As defined in Rule 144A, QIBs are financial institutions, corporations, and partnerships that own and invest on a discretionary basis at least $100 million in securities. 104 This definition is broad enough to include life insurance companies, pension funds, investment companies, foreign and domestic commercial banks, master and collective bank trusts, and savings and loan associations. Besides meeting the securities test, banks and savings and loans must have net worth of at least $25 million.
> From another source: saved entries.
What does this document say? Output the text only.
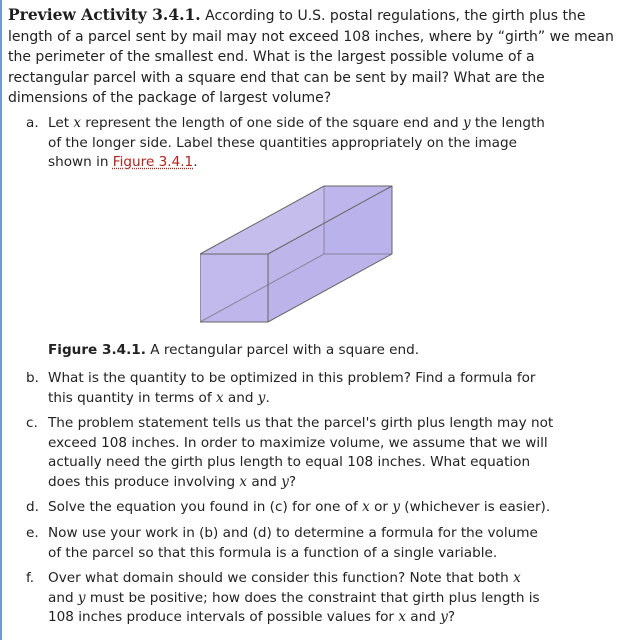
Preview Activity 3.4.1. According to U.S. postal regulations, the girth plus the length of a parcel sent by mail may not exceed 108 inches, where by “girth” we mean the perimeter of the smallest end. What is the largest possible volume of a rectangular parcel with a square end that can be sent by mail? What are the dimensions of the package of largest volume?

a. Let x represent the length of one side of the square end and y the length of the longer side. Label these quantities appropriately on the image shown in Figure 3.4.1.
Figure 3.4.1. A rectangular parcel with a square end.
b. What is the quantity to be optimized in this problem? Find a formula for this quantity in terms of x and y.
c. The problem statement tells us that the parcel's girth plus length may not exceed 108 inches. In order to maximize volume, we assume that we will actually need the girth plus length to equal 108 inches. What equation does this produce involving x and y?
d. Solve the equation you found in (c) for one of x or y (whichever is easier).
e. Now use your work in (b) and (d) to determine a formula for the volume of the parcel so that this formula is a function of a single variable.
f.	Over what domain should we consider this function? Note that both x and y must be positive; how does the constraint that girth plus length is 108 inches produce intervals of possible values for x and y?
The SEC imposed this condition because it believed that securities holdings alone did not necessarily reflect the appropriate degree of investor sophistication for institutions having insured deposits. 105 In contrast to other institutional investors, a broker-dealer must own only $10 million in securities to qualify as a QIB. The SEC chose a lower amount to avoid excluding a significant number of broker-dealers that were actively participating in the private placement market. 106
Besides confining transactions to QIBs, Rule 144A stipulates three other conditions. First, to ensure that a minimum amount of information is available, an issuer must provide buyers with copies of its recent financial statements and basic information about its business. Second, when issued, privately placed securities cannot be of the same class as any of the issuer’s securities already traded on a U.S. stock exchange or on the NASDAQ system. This requirement is intended to prevent the development of an institutional market in publicly traded securities. Third, the seller of 144A securities must take »reasonable» steps to inform the buyer that the sale is occurring pursuant to Rule 144A. 107
Bank deposit notes and certificates of deposit, loan participations, repurchase agreements, and currency and interest rate swaps are excluded. When it adopted Rule 144A, the SEC excluded U.S. government and agency securities as well; amendments to the rule in October 1992 removed the exclusion.